R0051/2026-03-31/Q002/SRC03/E01

Research R0051 — Fact-Checking Gap
Run 2026-03-31
Query Q002
Source SRC03
Evidence SRC03-E01
Type Factual

CCIV specification is explicitly archival, contains 200+ indicators across 11 categories with rudimentary confidence and bias elements.

URL: https://credweb.org/cciv

Extract

The document states: "This document is archival. New document is Credibility Signals." It was "never reviewed by the Credible Web group."

The CCIV organizes 200+ indicators across 11 major categories: Article Structure, Article/Site Metadata, Author Reputation, Claim, Inbound References, Journalistic Rigor, Logic/Reasoning, Outbound References, Publication, Reader Behavior, Revenue Model, and Rhetoric.

On the four queried features:

  1. Hierarchical evidence quality scale: Not present. Multiple-choice and Likert scales exist for individual indicators but no unified quality hierarchy.

  2. Calibrated confidence language: Present in rudimentary form. "Calibrating Confidence - Level of Confidence" asks whether authors "acknowledge uncertainty." "Calibrating Confidence - Justification" measures whether "confidence in claims seems justified." These detect confidence in content, not express confidence in assessments.

  3. Structured bias assessment: Partially present. Categories exist for hyperpartisanship and political bias evaluation, emotional valence measurement. But these are individual indicators, not a structured assessment framework.

  4. Source reliability tiering: Three-tier fact-checking reference: IFCN Verified Signatories, "approved sources," and general fact-check status. Plus publication credibility markers (Wikipedia entry, press corps membership, contact info, awards, editorial policies).

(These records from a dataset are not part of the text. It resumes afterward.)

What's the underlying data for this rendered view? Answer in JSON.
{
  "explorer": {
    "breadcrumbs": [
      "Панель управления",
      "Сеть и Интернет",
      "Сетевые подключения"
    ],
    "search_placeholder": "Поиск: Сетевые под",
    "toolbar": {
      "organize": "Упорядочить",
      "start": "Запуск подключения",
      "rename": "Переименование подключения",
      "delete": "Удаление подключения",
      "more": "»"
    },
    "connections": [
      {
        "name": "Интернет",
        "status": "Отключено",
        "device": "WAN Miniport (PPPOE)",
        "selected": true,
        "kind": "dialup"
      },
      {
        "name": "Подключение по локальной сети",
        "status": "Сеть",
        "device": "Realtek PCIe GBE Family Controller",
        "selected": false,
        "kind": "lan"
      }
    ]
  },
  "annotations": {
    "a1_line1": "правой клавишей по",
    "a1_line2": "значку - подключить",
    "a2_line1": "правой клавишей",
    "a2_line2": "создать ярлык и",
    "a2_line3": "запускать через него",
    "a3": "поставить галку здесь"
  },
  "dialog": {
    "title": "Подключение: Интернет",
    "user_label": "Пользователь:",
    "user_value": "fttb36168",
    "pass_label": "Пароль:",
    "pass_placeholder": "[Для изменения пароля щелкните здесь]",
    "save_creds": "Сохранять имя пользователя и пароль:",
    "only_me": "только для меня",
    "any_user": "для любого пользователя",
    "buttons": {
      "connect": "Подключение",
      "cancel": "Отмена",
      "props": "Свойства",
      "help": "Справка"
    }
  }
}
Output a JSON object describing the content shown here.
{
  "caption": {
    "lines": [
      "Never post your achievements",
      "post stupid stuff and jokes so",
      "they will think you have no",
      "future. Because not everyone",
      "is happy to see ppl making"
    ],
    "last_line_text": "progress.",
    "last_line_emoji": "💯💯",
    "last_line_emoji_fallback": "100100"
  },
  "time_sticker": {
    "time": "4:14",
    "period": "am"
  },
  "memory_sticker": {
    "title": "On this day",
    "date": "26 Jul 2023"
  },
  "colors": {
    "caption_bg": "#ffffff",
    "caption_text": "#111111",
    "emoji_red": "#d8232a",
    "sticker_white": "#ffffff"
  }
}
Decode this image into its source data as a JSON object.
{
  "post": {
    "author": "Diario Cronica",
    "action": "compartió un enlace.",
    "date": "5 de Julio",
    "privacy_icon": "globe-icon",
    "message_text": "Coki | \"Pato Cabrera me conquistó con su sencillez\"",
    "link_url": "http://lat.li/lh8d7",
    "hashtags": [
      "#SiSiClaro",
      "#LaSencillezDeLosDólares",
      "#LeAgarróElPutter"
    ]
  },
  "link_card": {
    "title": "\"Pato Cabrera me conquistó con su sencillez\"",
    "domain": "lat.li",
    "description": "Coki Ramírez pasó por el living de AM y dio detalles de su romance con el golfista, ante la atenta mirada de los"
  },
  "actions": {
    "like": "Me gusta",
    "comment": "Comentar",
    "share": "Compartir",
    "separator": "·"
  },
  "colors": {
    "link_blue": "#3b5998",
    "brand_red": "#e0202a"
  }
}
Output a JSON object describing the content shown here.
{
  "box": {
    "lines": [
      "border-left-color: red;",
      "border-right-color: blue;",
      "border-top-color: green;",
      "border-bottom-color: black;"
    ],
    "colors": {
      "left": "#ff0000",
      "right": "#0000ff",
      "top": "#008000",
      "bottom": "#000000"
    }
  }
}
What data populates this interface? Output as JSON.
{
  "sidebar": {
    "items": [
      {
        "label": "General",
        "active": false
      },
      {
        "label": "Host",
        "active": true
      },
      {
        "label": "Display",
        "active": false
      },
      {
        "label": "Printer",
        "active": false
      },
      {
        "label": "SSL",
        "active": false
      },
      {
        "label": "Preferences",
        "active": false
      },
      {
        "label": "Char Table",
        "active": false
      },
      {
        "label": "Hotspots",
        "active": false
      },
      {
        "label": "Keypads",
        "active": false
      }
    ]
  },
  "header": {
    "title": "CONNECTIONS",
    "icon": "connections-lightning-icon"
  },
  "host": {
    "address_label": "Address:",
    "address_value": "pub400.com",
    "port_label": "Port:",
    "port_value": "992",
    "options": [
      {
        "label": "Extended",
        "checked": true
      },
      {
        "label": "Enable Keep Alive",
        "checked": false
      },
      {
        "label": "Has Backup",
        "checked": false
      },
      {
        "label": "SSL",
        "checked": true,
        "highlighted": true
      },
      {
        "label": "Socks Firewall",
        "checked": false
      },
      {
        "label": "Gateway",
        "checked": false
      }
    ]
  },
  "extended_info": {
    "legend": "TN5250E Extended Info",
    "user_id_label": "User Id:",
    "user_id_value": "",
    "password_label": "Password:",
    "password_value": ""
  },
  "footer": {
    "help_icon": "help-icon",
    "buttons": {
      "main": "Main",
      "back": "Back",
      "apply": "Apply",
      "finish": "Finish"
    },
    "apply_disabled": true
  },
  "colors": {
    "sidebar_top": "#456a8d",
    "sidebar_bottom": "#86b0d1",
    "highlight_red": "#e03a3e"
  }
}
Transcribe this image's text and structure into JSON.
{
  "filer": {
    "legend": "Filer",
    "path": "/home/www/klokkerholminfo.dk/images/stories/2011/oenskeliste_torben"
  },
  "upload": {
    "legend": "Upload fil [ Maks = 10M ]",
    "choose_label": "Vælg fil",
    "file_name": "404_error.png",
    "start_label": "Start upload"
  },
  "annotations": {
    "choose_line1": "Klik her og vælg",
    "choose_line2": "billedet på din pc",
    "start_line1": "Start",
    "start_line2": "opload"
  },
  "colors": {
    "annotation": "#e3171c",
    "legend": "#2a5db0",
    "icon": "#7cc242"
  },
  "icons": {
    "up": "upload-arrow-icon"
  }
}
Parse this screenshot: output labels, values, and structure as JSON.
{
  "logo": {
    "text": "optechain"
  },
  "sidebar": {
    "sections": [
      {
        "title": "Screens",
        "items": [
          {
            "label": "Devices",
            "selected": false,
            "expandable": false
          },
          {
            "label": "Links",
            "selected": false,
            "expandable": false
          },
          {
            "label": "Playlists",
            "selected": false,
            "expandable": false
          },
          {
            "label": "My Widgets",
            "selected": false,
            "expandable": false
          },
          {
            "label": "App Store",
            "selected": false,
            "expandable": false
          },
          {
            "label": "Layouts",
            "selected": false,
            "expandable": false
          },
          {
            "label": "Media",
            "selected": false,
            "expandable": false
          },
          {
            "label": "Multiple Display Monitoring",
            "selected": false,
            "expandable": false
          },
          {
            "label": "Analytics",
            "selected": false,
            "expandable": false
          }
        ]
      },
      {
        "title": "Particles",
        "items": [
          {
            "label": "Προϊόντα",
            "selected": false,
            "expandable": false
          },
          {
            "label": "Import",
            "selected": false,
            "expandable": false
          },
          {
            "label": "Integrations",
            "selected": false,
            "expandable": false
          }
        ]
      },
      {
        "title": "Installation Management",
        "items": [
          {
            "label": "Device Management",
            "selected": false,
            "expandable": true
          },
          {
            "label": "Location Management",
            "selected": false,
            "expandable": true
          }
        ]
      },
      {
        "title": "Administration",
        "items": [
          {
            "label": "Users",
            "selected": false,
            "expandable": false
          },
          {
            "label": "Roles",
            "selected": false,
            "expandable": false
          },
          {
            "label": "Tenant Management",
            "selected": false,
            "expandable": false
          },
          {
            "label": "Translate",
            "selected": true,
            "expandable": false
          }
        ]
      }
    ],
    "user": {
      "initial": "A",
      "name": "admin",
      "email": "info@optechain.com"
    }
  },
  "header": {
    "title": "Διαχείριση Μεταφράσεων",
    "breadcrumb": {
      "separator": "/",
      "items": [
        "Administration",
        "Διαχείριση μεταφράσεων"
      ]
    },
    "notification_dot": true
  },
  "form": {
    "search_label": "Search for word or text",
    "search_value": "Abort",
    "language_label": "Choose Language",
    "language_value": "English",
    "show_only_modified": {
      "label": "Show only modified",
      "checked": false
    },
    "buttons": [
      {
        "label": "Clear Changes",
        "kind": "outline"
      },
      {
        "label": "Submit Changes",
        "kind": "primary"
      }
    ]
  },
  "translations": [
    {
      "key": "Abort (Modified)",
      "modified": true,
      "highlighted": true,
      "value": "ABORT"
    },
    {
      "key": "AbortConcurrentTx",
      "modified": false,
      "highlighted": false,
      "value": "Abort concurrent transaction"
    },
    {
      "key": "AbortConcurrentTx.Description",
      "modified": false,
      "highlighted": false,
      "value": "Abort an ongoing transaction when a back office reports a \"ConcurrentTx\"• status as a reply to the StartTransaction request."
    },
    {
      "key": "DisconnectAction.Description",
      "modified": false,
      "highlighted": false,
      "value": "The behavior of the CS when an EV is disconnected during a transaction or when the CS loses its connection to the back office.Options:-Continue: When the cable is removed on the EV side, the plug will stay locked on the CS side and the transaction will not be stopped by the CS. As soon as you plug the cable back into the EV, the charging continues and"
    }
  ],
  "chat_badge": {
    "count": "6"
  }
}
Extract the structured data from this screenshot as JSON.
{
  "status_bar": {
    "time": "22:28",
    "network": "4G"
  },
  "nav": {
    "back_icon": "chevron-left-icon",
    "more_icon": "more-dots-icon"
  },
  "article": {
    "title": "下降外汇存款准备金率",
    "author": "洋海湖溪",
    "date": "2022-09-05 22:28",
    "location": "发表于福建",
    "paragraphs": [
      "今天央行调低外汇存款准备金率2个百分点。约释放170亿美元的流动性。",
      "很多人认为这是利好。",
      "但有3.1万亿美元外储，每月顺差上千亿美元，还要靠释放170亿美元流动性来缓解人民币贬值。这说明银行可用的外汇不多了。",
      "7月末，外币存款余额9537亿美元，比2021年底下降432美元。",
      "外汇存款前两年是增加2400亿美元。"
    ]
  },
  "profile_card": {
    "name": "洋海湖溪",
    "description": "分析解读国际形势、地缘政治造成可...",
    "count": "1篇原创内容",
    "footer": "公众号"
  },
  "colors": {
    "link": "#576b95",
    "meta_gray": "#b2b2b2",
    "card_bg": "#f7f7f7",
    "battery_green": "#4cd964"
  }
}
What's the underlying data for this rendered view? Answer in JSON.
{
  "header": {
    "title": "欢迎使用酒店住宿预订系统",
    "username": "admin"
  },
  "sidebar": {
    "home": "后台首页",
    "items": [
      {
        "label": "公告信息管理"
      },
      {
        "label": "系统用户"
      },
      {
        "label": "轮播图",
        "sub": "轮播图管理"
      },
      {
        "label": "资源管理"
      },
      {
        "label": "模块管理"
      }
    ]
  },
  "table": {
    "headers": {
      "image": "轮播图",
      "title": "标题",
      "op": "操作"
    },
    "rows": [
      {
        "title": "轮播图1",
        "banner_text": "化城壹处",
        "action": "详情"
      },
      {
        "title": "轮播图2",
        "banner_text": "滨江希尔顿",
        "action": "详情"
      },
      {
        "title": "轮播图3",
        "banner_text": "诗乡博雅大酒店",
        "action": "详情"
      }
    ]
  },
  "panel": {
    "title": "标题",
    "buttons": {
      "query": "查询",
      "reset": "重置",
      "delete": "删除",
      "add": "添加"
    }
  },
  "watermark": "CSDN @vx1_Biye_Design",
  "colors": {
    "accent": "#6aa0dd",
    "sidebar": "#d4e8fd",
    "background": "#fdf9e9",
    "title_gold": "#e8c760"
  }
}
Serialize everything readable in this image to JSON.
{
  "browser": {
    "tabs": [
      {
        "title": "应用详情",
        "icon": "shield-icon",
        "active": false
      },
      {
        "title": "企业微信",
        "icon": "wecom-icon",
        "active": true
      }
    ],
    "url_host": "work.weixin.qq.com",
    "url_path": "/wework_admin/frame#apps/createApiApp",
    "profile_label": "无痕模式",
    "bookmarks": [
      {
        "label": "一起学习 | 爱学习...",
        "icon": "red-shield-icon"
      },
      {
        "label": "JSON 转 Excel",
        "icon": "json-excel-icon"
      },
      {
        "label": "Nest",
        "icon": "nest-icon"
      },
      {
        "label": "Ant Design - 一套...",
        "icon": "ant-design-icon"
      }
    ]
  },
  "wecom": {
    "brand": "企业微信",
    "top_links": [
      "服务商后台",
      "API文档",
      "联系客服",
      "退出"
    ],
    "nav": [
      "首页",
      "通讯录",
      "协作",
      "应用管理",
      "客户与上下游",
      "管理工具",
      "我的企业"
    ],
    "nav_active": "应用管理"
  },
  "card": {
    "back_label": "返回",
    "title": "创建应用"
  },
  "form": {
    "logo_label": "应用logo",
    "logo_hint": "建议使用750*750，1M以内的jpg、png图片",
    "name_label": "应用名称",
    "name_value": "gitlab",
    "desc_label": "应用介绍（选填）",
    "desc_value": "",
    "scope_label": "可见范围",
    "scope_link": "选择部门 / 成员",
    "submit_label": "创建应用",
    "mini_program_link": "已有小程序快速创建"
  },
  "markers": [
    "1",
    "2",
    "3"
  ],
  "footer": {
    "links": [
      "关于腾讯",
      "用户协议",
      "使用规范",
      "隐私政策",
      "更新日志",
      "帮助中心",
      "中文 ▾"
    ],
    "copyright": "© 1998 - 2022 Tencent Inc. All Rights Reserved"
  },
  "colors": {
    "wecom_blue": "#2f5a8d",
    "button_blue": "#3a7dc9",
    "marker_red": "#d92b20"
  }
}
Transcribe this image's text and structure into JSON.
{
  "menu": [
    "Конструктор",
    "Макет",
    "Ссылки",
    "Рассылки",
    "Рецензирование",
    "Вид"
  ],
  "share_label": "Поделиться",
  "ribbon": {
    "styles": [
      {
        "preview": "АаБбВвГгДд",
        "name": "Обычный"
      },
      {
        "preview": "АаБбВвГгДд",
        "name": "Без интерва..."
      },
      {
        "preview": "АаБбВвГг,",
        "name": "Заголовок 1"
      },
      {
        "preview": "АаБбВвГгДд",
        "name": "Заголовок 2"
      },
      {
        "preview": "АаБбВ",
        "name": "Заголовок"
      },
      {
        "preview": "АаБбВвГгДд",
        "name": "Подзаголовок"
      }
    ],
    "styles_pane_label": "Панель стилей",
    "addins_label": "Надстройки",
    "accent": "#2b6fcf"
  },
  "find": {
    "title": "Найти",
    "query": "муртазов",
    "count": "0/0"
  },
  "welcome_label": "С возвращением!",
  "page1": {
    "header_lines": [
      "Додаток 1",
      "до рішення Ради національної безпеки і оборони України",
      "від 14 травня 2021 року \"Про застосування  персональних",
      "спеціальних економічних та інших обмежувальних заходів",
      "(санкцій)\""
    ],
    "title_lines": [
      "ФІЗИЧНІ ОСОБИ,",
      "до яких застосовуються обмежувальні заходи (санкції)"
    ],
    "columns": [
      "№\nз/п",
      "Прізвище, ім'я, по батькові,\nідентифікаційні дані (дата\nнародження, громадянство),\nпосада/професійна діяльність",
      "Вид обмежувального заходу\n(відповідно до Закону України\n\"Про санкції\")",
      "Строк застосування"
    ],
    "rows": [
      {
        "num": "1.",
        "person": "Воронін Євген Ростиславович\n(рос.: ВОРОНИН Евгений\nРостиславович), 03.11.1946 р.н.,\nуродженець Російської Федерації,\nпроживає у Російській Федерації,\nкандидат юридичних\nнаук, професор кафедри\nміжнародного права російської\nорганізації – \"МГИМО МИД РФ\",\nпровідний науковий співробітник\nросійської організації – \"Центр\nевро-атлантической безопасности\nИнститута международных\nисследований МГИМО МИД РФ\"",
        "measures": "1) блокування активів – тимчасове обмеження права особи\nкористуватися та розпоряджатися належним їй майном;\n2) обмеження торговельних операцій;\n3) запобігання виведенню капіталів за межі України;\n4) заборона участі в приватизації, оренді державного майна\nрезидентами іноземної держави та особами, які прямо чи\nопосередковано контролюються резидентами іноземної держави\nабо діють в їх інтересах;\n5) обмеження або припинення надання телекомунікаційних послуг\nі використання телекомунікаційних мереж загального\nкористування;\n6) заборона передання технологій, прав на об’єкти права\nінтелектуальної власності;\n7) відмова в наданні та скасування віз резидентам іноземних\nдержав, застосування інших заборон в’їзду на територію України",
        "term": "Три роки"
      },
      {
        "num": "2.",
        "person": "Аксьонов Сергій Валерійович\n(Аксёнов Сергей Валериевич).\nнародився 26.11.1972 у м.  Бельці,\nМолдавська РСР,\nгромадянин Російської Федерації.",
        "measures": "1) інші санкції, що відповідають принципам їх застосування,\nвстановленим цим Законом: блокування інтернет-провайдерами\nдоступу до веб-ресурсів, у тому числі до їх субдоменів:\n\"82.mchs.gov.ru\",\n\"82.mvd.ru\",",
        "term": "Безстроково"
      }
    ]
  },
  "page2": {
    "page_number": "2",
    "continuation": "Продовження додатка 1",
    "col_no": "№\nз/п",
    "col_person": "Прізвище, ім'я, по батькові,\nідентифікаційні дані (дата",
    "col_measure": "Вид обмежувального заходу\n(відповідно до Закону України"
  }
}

But not a unified tiering system.

Relevance to Hypotheses

Hypothesis Relationship Strength
H1 Contradicts Archival status, never reviewed, no formal evaluation features
H2 Strongly supports Substantial indicator catalog with rudimentary elements of queried features
H3 Contradicts Real, extensive vocabulary exists despite archival status

Context

The CCIV represents the most comprehensive attempt to catalog credibility indicators, but its archival status and replacement by the (also incomplete) Credibility Signals specification shows the work never reached maturity.